The U.S. Supreme Court has declined to hear five gay marriage appeals, effectively making gay marriage legal in five more states.

The High Court denied applications for appeal from Utah, Oklahoma, Wisconsin, Indiana, and Virginia, which means the lower court decisions which struck down gay marriage bans in those states are in effect. The Associated Press reports that six other states will likely have marriage equality soon, with their respective gay marriage decisions only on hold pending the Supreme Court’s review.

What does the Supreme Court’s refusal to hear gay marriage cases mean?

Gay Marriage Is Now Legal in Wis., Utah, Va., Ind., and Okla.

Five states had appealed their gay marriage cases to the Supreme Court, and now these five states effectively have gay marriage.

  • Utah and Oklahoma’s cases had been decided by the 10th U.S. Circuit Court of Appeals, with Utah being decided first, then Oklahoma. In both states, the 10th Circuit’s decisions were stayed until the Supreme Court could have a chance to hear the cases. A few hundred couples had been married in Utah prior to the stay, and the federal government had recognized them as married for the better part of 2014.
  • The cases in Indiana and Wisconsin were similar, with the 7th U.S. Circuit Court of Appeals issuing its decision to strike down these states’ gay marriage bans in September. Since the 7th Circuit’s decision was only on hold until the Supreme Court had its bite at the gay marriage apple, gay Wisconsinites and Hoosiers should be able to get hitched almost immediately.
  • In Virginia, the state’s new Attorney General Mark Herring opposed the state’s gay marriage ban and filed a brief to oppose it in court. According to Think Progress, Herring tweeted that gay marriages will begin at 1 p.m. ET on Monday in Virginia.
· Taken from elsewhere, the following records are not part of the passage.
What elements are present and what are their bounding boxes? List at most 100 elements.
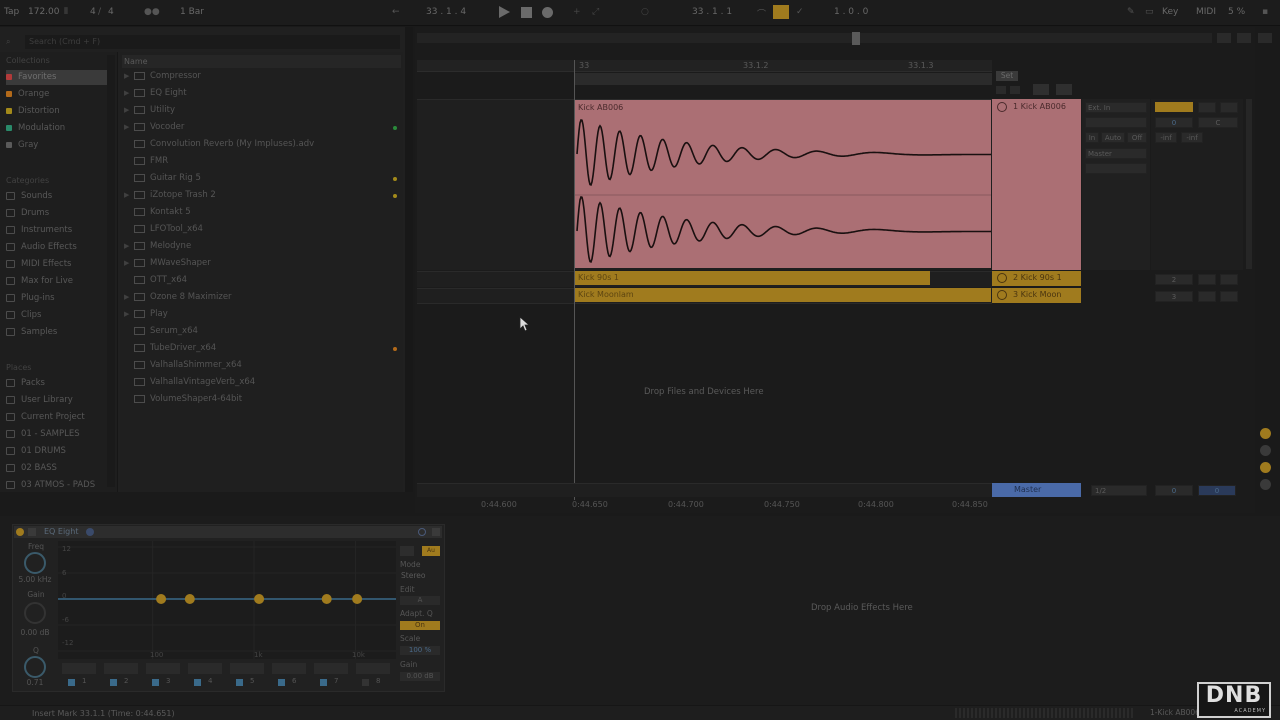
loop-toggle-icon[interactable] xyxy=(773,5,789,19)
expand-arrow-icon[interactable]: ▶ xyxy=(124,119,134,136)
band-filter-type-select[interactable] xyxy=(188,663,222,674)
arm-button-1[interactable] xyxy=(1220,102,1238,113)
volume-field-1[interactable]: 0 xyxy=(1155,117,1193,128)
meter-num[interactable]: 4 xyxy=(90,7,96,17)
sidebar-scrollbar[interactable] xyxy=(107,55,115,487)
nudge-icon[interactable]: ⦀ xyxy=(64,7,68,17)
browser-item[interactable]: ▶ Compressor xyxy=(124,68,399,85)
master-quantize-select[interactable]: 1/2 xyxy=(1091,485,1147,496)
track-scrollbar[interactable] xyxy=(1246,99,1252,269)
eq-band-point[interactable] xyxy=(352,594,363,604)
arm-button-2[interactable] xyxy=(1220,274,1238,285)
category-audio-effects[interactable]: Audio Effects xyxy=(6,240,77,255)
edit-select[interactable]: A xyxy=(400,596,440,605)
browser-item[interactable]: Serum_x64 xyxy=(124,323,399,340)
automation-arm-icon[interactable]: ⤢ xyxy=(592,7,599,17)
band-filter-type-select[interactable] xyxy=(272,663,306,674)
band-on-icon[interactable] xyxy=(278,679,285,686)
freq-value[interactable]: 5.00 kHz xyxy=(15,575,55,584)
computer-keyboard-icon[interactable]: ▭ xyxy=(1145,7,1154,17)
expand-arrow-icon[interactable]: ▶ xyxy=(124,238,134,255)
band-filter-type-select[interactable] xyxy=(62,663,96,674)
solo-button-3[interactable] xyxy=(1198,291,1216,302)
expand-arrow-icon[interactable]: ▶ xyxy=(124,255,134,272)
track-activator-3-icon[interactable] xyxy=(997,290,1007,300)
master-volume-field[interactable]: 0 xyxy=(1155,485,1193,496)
band-on-icon[interactable] xyxy=(152,679,159,686)
quantize-select[interactable]: 1 Bar xyxy=(180,7,204,17)
master-lane[interactable] xyxy=(417,483,992,497)
collection-orange[interactable]: Orange xyxy=(6,87,49,102)
band-on-icon[interactable] xyxy=(110,679,117,686)
expand-arrow-icon[interactable]: ▶ xyxy=(124,85,134,102)
io-toggle-icon[interactable] xyxy=(1260,428,1271,439)
overview-bar[interactable] xyxy=(417,33,1212,43)
eq-band-point[interactable] xyxy=(254,594,265,604)
expand-arrow-icon[interactable]: ▶ xyxy=(124,102,134,119)
punch-in-icon[interactable]: ⌒ xyxy=(757,7,766,20)
locator-prev-icon[interactable] xyxy=(996,86,1006,94)
place-item[interactable]: 02 BASS xyxy=(6,461,57,476)
place-item[interactable]: 01 - SAMPLES xyxy=(6,427,80,442)
loop-brace[interactable] xyxy=(574,73,992,85)
place-item[interactable]: 01 DRUMS xyxy=(6,444,66,459)
collection-distortion[interactable]: Distortion xyxy=(6,104,60,119)
input-channel-select[interactable] xyxy=(1085,117,1147,128)
input-type-select[interactable]: Ext. In xyxy=(1085,102,1147,113)
monitor-off-button[interactable]: Off xyxy=(1127,132,1147,143)
track-header-1[interactable] xyxy=(992,99,1081,270)
adaptive-au-button[interactable]: Au xyxy=(422,546,440,556)
gain-knob-icon[interactable] xyxy=(24,602,46,624)
scale-field[interactable]: 100 % xyxy=(400,646,440,655)
place-item[interactable]: 03 ATMOS - PADS xyxy=(6,478,95,493)
browser-item[interactable]: ▶ Play xyxy=(124,306,399,323)
track-volume-bar[interactable] xyxy=(1155,102,1193,112)
q-knob-icon[interactable] xyxy=(24,656,46,678)
device-fold-icon[interactable] xyxy=(28,528,36,536)
search-input[interactable]: Search (Cmd + F) xyxy=(25,35,400,49)
q-value[interactable]: 0.71 xyxy=(15,678,55,687)
output-channel-select[interactable] xyxy=(1085,163,1147,174)
output-gain-field[interactable]: 0.00 dB xyxy=(400,672,440,681)
place-item[interactable]: Current Project xyxy=(6,410,85,425)
device-on-icon[interactable] xyxy=(16,528,24,536)
loop-length-field[interactable]: 1 . 0 . 0 xyxy=(834,7,868,17)
pan-field-1[interactable]: C xyxy=(1198,117,1238,128)
fold-icon[interactable] xyxy=(1056,84,1072,95)
eq-band-point[interactable] xyxy=(184,594,195,604)
browser-item[interactable]: ▶ Utility xyxy=(124,102,399,119)
collection-modulation[interactable]: Modulation xyxy=(6,121,65,136)
punch-out-icon[interactable]: ✓ xyxy=(796,7,804,17)
browser-item[interactable]: VolumeShaper4-64bit xyxy=(124,391,399,408)
category-clips[interactable]: Clips xyxy=(6,308,41,323)
gain-value[interactable]: 0.00 dB xyxy=(15,628,55,637)
master-pan-field[interactable]: 0 xyxy=(1198,485,1236,496)
track-activator-1-icon[interactable] xyxy=(997,102,1007,112)
browser-item[interactable]: Guitar Rig 5 xyxy=(124,170,399,187)
browser-item[interactable]: ▶ iZotope Trash 2 xyxy=(124,187,399,204)
track-number-2[interactable]: 2 xyxy=(1155,274,1193,285)
scroll-up-icon[interactable] xyxy=(1258,33,1272,43)
play-icon[interactable] xyxy=(499,6,510,18)
band-on-icon[interactable] xyxy=(362,679,369,686)
expand-arrow-icon[interactable]: ▶ xyxy=(124,187,134,204)
metronome-icon[interactable]: ●● xyxy=(144,7,160,17)
list-header[interactable]: Name xyxy=(122,55,401,68)
track-activator-2-icon[interactable] xyxy=(997,273,1007,283)
adapt-q-toggle[interactable]: On xyxy=(400,621,440,630)
category-midi-effects[interactable]: MIDI Effects xyxy=(6,257,72,272)
collection-favorites[interactable]: Favorites xyxy=(6,70,110,85)
band-on-icon[interactable] xyxy=(194,679,201,686)
browser-item[interactable]: TubeDriver_x64 xyxy=(124,340,399,357)
band-on-icon[interactable] xyxy=(68,679,75,686)
arm-button-3[interactable] xyxy=(1220,291,1238,302)
overview-handle[interactable] xyxy=(852,32,860,45)
tap-button[interactable]: Tap xyxy=(4,7,19,17)
browser-item[interactable]: OTT_x64 xyxy=(124,272,399,289)
browser-item[interactable]: ValhallaVintageVerb_x64 xyxy=(124,374,399,391)
device-save-icon[interactable] xyxy=(418,528,426,536)
browser-item[interactable]: ▶ Vocoder xyxy=(124,119,399,136)
browser-item[interactable]: Convolution Reverb (My Impluses).adv xyxy=(124,136,399,153)
category-sounds[interactable]: Sounds xyxy=(6,189,52,204)
device-close-icon[interactable] xyxy=(432,528,440,536)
Will the Supreme Court Take a Gay Marriage Case?

It’s been more than a year since the Supreme Court’s landmark decision in Windsor, which not only gave gay marriages federal recognition, but spawned gay marriage court challenges nationwide. The nation’s highest court hasn’t reapproached the issue of gay marriage since then, despite calls for it to clarify an increasingly tangled patchwork of marriage laws.

Although the High Court didn’t hear these five states’ appeals, there are still federal gay marriage cases pending in the 5th and 6th U.S. Circuit Courts of Appeal. Until then, at least 24 states (and Washington, D.C.) now have gay marriage as the law of the land.